Has Hadeed Carpet Fairly Accused Yelp of Punishing Companies That Don’t Advertise?

by Paul Alan Levy

Following the recent decision of the Virginia Court of Appeals affirming the enforcement of a subpoena to Yelp by Hadeed Carpet Cleaning, demanding the identities of seven anonymous reviewers, and our petition to the Virginia Supreme Court seeking leave to appeal, Hadeed has been trying to organize a broader crusade against Yelp by appealing to other business owners who are frustrated by negative reviews   Hadeed has obtained coverage for one claim that one sometimes hears from businesses hoping to explain away their negative reviews:  Because Yelp runs its service on an advertising model, rather than the Angie’s List type subscription model, and because Yelp is not shy about soliciting advertising from businesses that are reviewed on its web site, a number of businesses simply blame Yelp for their negative consumer reviews, claiming that the negative reviews appeared only after they refused Yelp’s invitation to advertise, and represent Yelp's retaliation.  

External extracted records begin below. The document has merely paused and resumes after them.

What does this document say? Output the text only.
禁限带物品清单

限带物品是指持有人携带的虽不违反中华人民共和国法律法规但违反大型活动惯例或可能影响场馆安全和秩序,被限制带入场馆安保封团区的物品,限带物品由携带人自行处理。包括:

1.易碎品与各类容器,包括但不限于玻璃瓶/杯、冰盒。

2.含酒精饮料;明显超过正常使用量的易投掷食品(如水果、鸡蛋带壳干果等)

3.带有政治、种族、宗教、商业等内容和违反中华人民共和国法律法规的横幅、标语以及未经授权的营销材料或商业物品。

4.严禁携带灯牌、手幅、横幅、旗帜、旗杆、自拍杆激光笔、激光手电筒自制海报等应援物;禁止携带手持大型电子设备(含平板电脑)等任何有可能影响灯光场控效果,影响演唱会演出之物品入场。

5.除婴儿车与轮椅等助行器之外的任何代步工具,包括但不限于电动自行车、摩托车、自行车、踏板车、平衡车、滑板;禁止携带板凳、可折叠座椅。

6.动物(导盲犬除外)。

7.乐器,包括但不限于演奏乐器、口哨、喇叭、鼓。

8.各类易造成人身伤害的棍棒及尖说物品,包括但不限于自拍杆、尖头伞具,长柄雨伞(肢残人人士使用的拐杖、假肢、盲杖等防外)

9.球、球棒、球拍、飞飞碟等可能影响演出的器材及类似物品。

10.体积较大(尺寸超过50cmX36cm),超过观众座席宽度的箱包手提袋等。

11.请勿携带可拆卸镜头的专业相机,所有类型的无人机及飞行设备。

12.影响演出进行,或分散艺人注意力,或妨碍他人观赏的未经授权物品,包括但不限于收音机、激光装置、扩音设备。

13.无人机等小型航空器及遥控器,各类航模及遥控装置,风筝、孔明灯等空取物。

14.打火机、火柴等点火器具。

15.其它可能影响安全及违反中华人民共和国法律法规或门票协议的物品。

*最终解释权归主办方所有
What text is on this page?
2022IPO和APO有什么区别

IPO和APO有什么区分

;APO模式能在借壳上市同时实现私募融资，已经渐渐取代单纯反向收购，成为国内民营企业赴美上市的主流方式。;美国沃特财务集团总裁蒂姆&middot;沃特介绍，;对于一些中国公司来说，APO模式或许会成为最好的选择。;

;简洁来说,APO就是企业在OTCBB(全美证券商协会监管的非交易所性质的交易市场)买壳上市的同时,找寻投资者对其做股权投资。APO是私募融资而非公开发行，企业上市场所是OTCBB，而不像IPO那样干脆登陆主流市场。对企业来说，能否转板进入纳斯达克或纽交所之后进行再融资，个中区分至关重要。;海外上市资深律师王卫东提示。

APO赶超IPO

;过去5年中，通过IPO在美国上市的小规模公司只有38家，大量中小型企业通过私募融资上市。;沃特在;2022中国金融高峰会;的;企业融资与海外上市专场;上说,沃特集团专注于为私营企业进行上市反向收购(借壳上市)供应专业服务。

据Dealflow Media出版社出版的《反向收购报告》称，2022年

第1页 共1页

The Problem of Pay-for-Play Consumer Commentary Web Sites

I take these contentions seriously.  We are generally glad to provide pro bono representation to sites that host consumer criticism because they allow consumers to explain their good and bad experiences with local or other businesses, thus giving other consumers more information that they can assess in deciding where to do business.  But although we provide pro bono representation to consumer commentary sites like 800Notes that accept advertising, we will not represent another type of host, which takes money to exempt companies from criticism, as a number of other companies do (we do participate  as amicus curiae in cases about the section 230 immunity rights of companies with a less salutory business model, when the plaintiff's theory would if successful threaten impartial sites as well).  If we concluded that Yelp was operating on the Ripoff Report model, we would not be providing it with pro bono representation, even on the important free speech issues presented by subpoenas.

Assessing Complaints

It is easy to accuse a hosting company of extortion.  The accusation used to be made with frequency against 800Notes, for example. When a plaintiff made this assertion about 800Notes (based on an anonymous Internet posting!) as a basis for granting a preliminary injunction in litigation I was handling, I reviewed enough of the relevant financial records to be confident that the accusation was false (and in any event, 800Notes' advertising is too generic to present issues similar to the claims made against Yelp).  That criticism against 800Notes appears to have died down.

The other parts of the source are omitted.